Со Львом Шейниным мы говорили совсем не о литературе. Он тоже, как и Замошкин, извинился, что не читал рукописи, и добавил, что прочесть не сможет: слишком много настоятельных дел. Но он уверен, что роман хорош: он понравился Федору Ивановичу — не будет же Шейнин возражать Панферову. Да и вообще вы — опытный литератор, вас же печатали в «Новом мире», а ни Симонов прежде, ни Твардовский теперь плохих авторов не держат. Так что с публикацией, он надеется, все будет в порядке. Вы, кажется, сидели, верно? Многие, многие сидели, компания репрессированных подобралась впечатляющая, ведь правда? Сейчас вы в Калининграде? Новый город, пришлое население, традиций еще нет. Как там с носатыми? Ну, с теми, у кого носы — как у нас с вами. Космополитами не ругают? Не стараются спихнуть, столкнуть, ущемить?
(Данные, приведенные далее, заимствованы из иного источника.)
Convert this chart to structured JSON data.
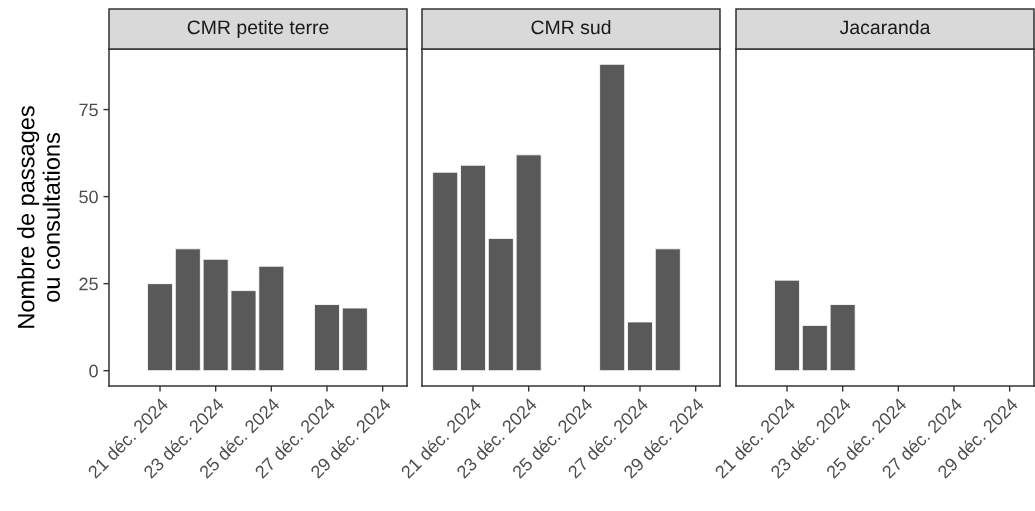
{
  "chart_data": [
    {
      "type": "bar",
      "title": "CMR petite terre",
      "ylabel": "Nombre de passages\nou consultations",
      "x": [
        "2024-12-21",
        "2024-12-22",
        "2024-12-23",
        "2024-12-24",
        "2024-12-25",
        "2024-12-27",
        "2024-12-28"
      ],
      "values": [
        25,
        35,
        32,
        23,
        30,
        19,
        18
      ],
      "color": "#595959",
      "xlim": [
        "2024-12-19T04:00",
        "2024-12-29T21:00"
      ],
      "xticks": [
        {
          "value": "2024-12-21",
          "label": "21 déc. 2024"
        },
        {
          "value": "2024-12-23",
          "label": "23 déc. 2024"
        },
        {
          "value": "2024-12-25",
          "label": "25 déc. 2024"
        },
        {
          "value": "2024-12-27",
          "label": "27 déc. 2024"
        },
        {
          "value": "2024-12-29",
          "label": "29 déc. 2024"
        }
      ],
      "ylim": [
        -4.4,
        92.4
      ],
      "yticks": [
        0,
        25,
        50,
        75
      ],
      "grid": false,
      "legend": false
    },
    {
      "type": "bar",
      "title": "CMR sud",
      "x": [
        "2024-12-20",
        "2024-12-21",
        "2024-12-22",
        "2024-12-23",
        "2024-12-26",
        "2024-12-27",
        "2024-12-28"
      ],
      "values": [
        57,
        59,
        38,
        62,
        88,
        14,
        35
      ],
      "color": "#595959",
      "xlim": [
        "2024-12-19T04:00",
        "2024-12-29T21:00"
      ],
      "xticks": [
        {
          "value": "2024-12-21",
          "label": "21 déc. 2024"
        },
        {
          "value": "2024-12-23",
          "label": "23 déc. 2024"
        },
        {
          "value": "2024-12-25",
          "label": "25 déc. 2024"
        },
        {
          "value": "2024-12-27",
          "label": "27 déc. 2024"
        },
        {
          "value": "2024-12-29",
          "label": "29 déc. 2024"
        }
      ],
      "ylim": [
        -4.4,
        92.4
      ],
      "yticks": [
        0,
        25,
        50,
        75
      ],
      "tick_labels": "x",
      "grid": false,
      "legend": false
    },
    {
      "type": "bar",
      "title": "Jacaranda",
      "x": [
        "2024-12-21",
        "2024-12-22",
        "2024-12-23"
      ],
      "values": [
        26,
        13,
        19
      ],
      "color": "#595959",
      "xlim": [
        "2024-12-19T04:00",
        "2024-12-29T21:00"
      ],
      "xticks": [
        {
          "value": "2024-12-21",
          "label": "21 déc. 2024"
        },
        {
          "value": "2024-12-23",
          "label": "23 déc. 2024"
        },
        {
          "value": "2024-12-25",
          "label": "25 déc. 2024"
        },
        {
          "value": "2024-12-27",
          "label": "27 déc. 2024"
        },
        {
          "value": "2024-12-29",
          "label": "29 déc. 2024"
        }
      ],
      "ylim": [
        -4.4,
        92.4
      ],
      "yticks": [
        0,
        25,
        50,
        75
      ],
      "tick_labels": "x",
      "grid": false,
      "legend": false
    }
  ]
}
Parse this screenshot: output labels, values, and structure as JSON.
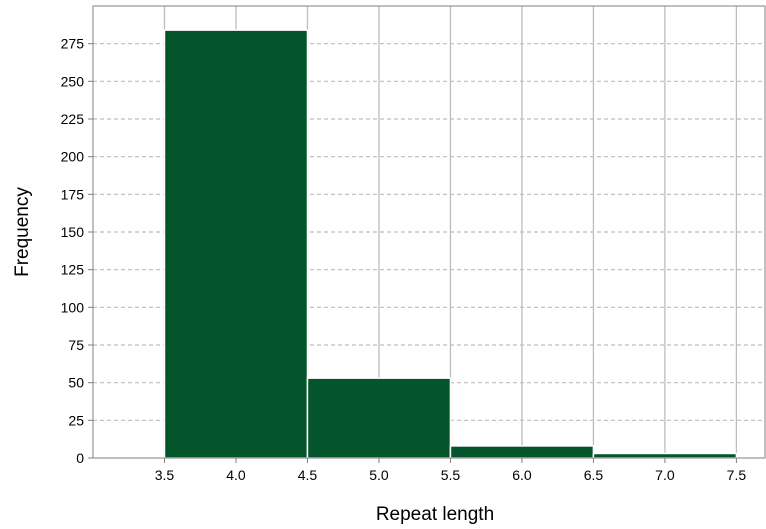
{
  "chart_data": {
    "type": "bar",
    "title": "",
    "xlabel": "Repeat length",
    "ylabel": "Frequency",
    "bins": [
      {
        "x0": 3.5,
        "x1": 4.5,
        "value": 284
      },
      {
        "x0": 4.5,
        "x1": 5.5,
        "value": 53
      },
      {
        "x0": 5.5,
        "x1": 6.5,
        "value": 8
      },
      {
        "x0": 6.5,
        "x1": 7.5,
        "value": 3
      }
    ],
    "xlim": [
      3.0,
      7.7
    ],
    "ylim": [
      0,
      300
    ],
    "xticks": [
      3.5,
      4.0,
      4.5,
      5.0,
      5.5,
      6.0,
      6.5,
      7.0,
      7.5
    ],
    "xtick_labels": [
      "3.5",
      "4.0",
      "4.5",
      "5.0",
      "5.5",
      "6.0",
      "6.5",
      "7.0",
      "7.5"
    ],
    "yticks": [
      0,
      25,
      50,
      75,
      100,
      125,
      150,
      175,
      200,
      225,
      250,
      275
    ],
    "ytick_labels": [
      "0",
      "25",
      "50",
      "75",
      "100",
      "125",
      "150",
      "175",
      "200",
      "225",
      "250",
      "275"
    ],
    "grid": {
      "vertical": "solid",
      "horizontal": "dashed"
    },
    "colors": {
      "bar": "#04542c",
      "bar_edge": "#ffffff",
      "grid": "#bdbdbd",
      "frame": "#808080"
    }
  }
}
Он явно считал меня евреем. Я с улыбкой ответил, что в Калининграде с носатыми пока порядок. Космополитами не ругают — словечко это литературное, а не народное. А там больше народ, а не литераторы: переселенцы на селе, переселенцы на восстановленных заводах, немало молодежи — в основном океанские рыбаки. Работы много, людей ценят по делу — при нехватке кадров умелые руки и быстрый ум в цене. Евреев много даже на ответственных заводских должностях и в рыбном промысле — они берут энергией и мастерством.
И, чтобы еще больше порадовать Шейнина, я рассказал ему анекдот, который впервые услышал в нашем городе. Инженер пришел наниматься на работу. Директору он понравился. «Завтра и выходите, — говорит. — А как ваша фамилия?» Инженер смущается. «Рабинович, но, видите ли, это только фамилия еврейская, а сам я не еврей». — «Какие пустяки. Мы не националисты! — бодро отвечает директор. — Итак, жду вас завтра». На другой день он, смущенный, держится иначе. «Знаете, возражает начальник отдела кадров. Если уж брать на работу Рабиновича, — говорит он, — пусть это будет настоящий еврей: так полезней».
Шейнин довольно засмеялся: он увидел в анекдоте самую высокую оценку еврейства. Я спросил его о Нюренбергском процессе — он был там советским юридическим экспертом. К тому, что я знал, Лев Романович не добавил ничего существенного, неожиданным было, пожалуй, лишь то, что о своем товарище Рагинском, тоже эксперте, он говорил больше и интересней, чем о Геринге и Риббентропе. Возможно, они были друзьями — Шейнин и Рагинский.
Больше всего мне пришлось общаться с заведующей отделом прозы «Октября» Ольгой Михайловной Румянцевой — очаровательной пожилой дамой, интеллигентной, умной и доброй. Она была самым старым членом партии среди работников журнала и — в те дни — секретарем общего парткома издательства «Правда». Ольга Михайловна стала большевичкой еще в гимназии, летом 1917-го. Меня все подмывало спросить, как при таком дооктябрьском стаже и несомненной интеллигентности она ухитрилась выжить в годы Великого Террора, но я как-то не осмелился.